More than ever, mutual thrifts are being targeted by depositors who try to force their conversions to publicly traded companies, industry insiders said.
Now one is fighting back.
Spencer Savings Bank in Elmwood Park, N.J., has filed a lawsuit accusing one of its depositors, the well-known activist investor Lawrence B. Seidman, of trying to seize control of the $1.8 billion-asset thrift illegally, so he could then force it to go public.
"Mr. Seidman views Spencer as a commodity to be bought and sold in the marketplace," Jose Guerrero, Spencer's chairman, president, and chief executive officer, said in a statement announcing the lawsuit last week. "We reject such a view, as Spencer exists to serve a larger community purpose than individual investor gain."
The thrift argues that Mr. Seidman's tactics are a violation of a federal law that prohibits outsiders from gaining control of a mutual savings institution.
The suit is believed to be the first in which a mutual thrift had sued a depositor on such grounds - and Robert R. Davis, the managing director for government relations at America's Community Bankers, which counts more than 90% of the nation's mutual thrifts as members, said the case is likely to be watched closely by executives at other mutuals.
More and more of the trade group's members are under pressure from "activist depositors" to convert to stock-owned companies, Mr. Davis said.
It is easy to see why.
Mutual thrifts that go public are required to give depositors first dibs on stock offerings, and those offerings can be lucrative. Chicopee Bancorp Inc. in Massachusetts went public at $10 a share on July 20, and its stock price rose nearly 45% in its first day of trading. ViewPoint Financial Group in Plano, Tex., went public in October, also at $10 a share, and the stock shot up 50% on its first day of trading. Late Monday it was trading at $17.25 a share, or 72% above the initial offering price.
Investors also can make handsome profits if a converted mutual eventually sells itself - as the majority of them do.
Spencer's complaint, filed in the U.S. District Court for New Jersey, accuses Mr. Seidman of scheming with colleagues to seize control of the thrift by influencing its directors and by trying to obtain board seats.
It argues that, under the Savings and Loan Holding Company Act, a mutual savings institution is a special legal entity that exists to benefit the community and therefore cannot be taken over by outside interests.

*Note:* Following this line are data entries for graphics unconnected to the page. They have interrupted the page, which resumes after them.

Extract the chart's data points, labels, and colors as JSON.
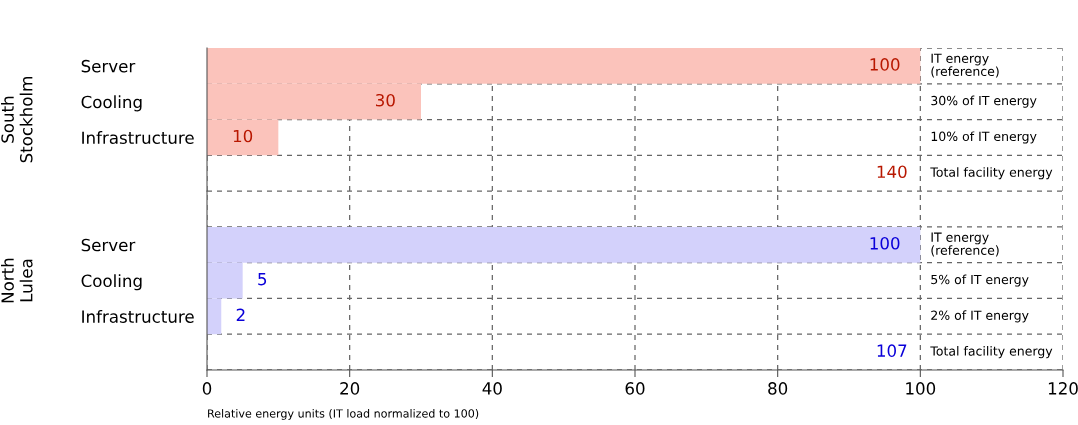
{
  "chart_data": [
    {
      "type": "bar",
      "orientation": "horizontal",
      "ylabel": "South\nStockholm",
      "categories": [
        "Server",
        "Cooling",
        "Infrastructure",
        null
      ],
      "series": [
        {
          "color": "#fbc3bb",
          "values": [
            100,
            30,
            10,
            null
          ]
        }
      ],
      "data_labels": true,
      "annotations": [
        "IT energy\n(reference)",
        "30% of IT energy",
        "10% of IT energy",
        "Total facility energy",
        "140"
      ],
      "xlim": [
        0,
        120
      ],
      "xticks": [
        0,
        20,
        40,
        60,
        80,
        100,
        120
      ],
      "grid": true,
      "tick_labels": "y"
    },
    {
      "type": "bar",
      "orientation": "horizontal",
      "ylabel": "North\nLulea",
      "xlabel": "Relative energy units (IT load normalized to 100)",
      "categories": [
        null,
        "Server",
        "Cooling",
        "Infrastructure",
        null
      ],
      "series": [
        {
          "color": "#d3d1fb",
          "values": [
            null,
            100,
            5,
            2,
            null
          ]
        }
      ],
      "data_labels": true,
      "annotations": [
        "IT energy\n(reference)",
        "5% of IT energy",
        "2% of IT energy",
        "Total facility energy",
        "107"
      ],
      "xlim": [
        0,
        120
      ],
      "xticks": [
        0,
        20,
        40,
        60,
        80,
        100,
        120
      ],
      "grid": true
    }
  ]
}
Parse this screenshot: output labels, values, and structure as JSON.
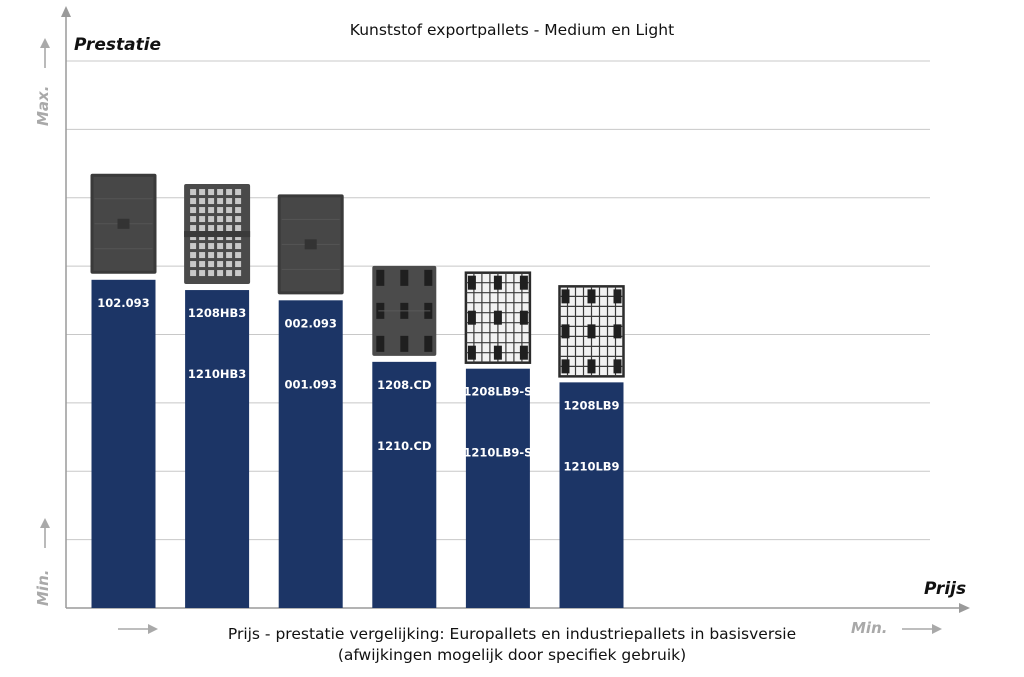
{
  "title": "Kunststof exportpallets - Medium en Light",
  "y_axis_label": "Prestatie",
  "x_axis_label": "Prijs",
  "y_axis_max": "Max.",
  "y_axis_min": "Min.",
  "x_axis_min": "Min.",
  "footer_line1": "Prijs - prestatie vergelijking: Europallets en industriepallets in basisversie",
  "footer_line2": "(afwijkingen mogelijk door specifiek gebruik)",
  "colors": {
    "bar": "#1c3566",
    "grid": "#c8c8c8",
    "axis": "#9a9a9a",
    "arrow": "#a9a9a9"
  },
  "chart_data": {
    "type": "bar",
    "title": "Kunststof exportpallets - Medium en Light",
    "xlabel": "Prijs",
    "ylabel": "Prestatie",
    "ylim": [
      0,
      8
    ],
    "grid": true,
    "categories": [
      [
        "102.093"
      ],
      [
        "1208HB3",
        "1210HB3"
      ],
      [
        "002.093",
        "001.093"
      ],
      [
        "1208.CD",
        "1210.CD"
      ],
      [
        "1208LB9-S",
        "1210LB9-S"
      ],
      [
        "1208LB9",
        "1210LB9"
      ]
    ],
    "values": [
      4.8,
      4.65,
      4.5,
      3.6,
      3.5,
      3.3
    ],
    "images": [
      {
        "name": "closed-deck-pallet-icon"
      },
      {
        "name": "grid-pallet-icon"
      },
      {
        "name": "closed-deck-pallet-icon"
      },
      {
        "name": "nine-block-pallet-icon"
      },
      {
        "name": "open-grid-pallet-icon"
      },
      {
        "name": "open-grid-pallet-icon"
      }
    ]
  }
}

Mr. Seidman conceded that he has worked toward getting board nominations for other people by trying to collect signatures from Spencer depositors on a petition. However, he also said he does not believe he did anything illegal.
"I thought that's what democracy was," he said.
Mr. Seidman had not heard about the suit until called for a comment about it, and he took the news in stride. "No big deal," he said.
Mr. Seidman is familiar with court battles, having brought numerous lawsuits against banking companies where he is a shareholder. He also has sued Spencer, claiming in a 2004 suit that it breached its fiduciary duty when it changed its bylaws to increase the percentage of members needed to nominate a candidate for the board after he decided to run for a board seat.
The suit also accuses Spencer of corporate waste for paying for Mr. Guerrero to attend a board retreat in Spain. A judge has yet to issue a ruling in the case.
Mr. Seidman also is involved in proxy fights with two other New Jersey companies: Yardville National Bancorp in Hamilton and Center Bancorp Inc. in Union.
Spencer's complaint cites his long history of shareholder activism, saying 16 of the 17 thrifts in which he has invested since 1989 decided to sell themselves within two years of his initial involvement. (The most recent example on the list is First Federal Bancshares Inc. of Colchester, Ill. It agreed in November to sell itself to Heartland Bancorp Inc. in Bloomington for about $28.6 million in cash.)
The complaint accuses Mr. Seidman of orchestrating "wolfpack tactics" with other investors to antagonize companies until he gets his way.
"Mr. Seidman may have been successful in the past in the use of his confederates to acquire control of public stock companies, but these are not tactics which the law permits to be used against mutual institutions like Spencer," Mr. Guerrero said in the press release.
A spokesman said Mr. Guerrero would not comment beyond the press release and referred questions to Spencer's attorneys.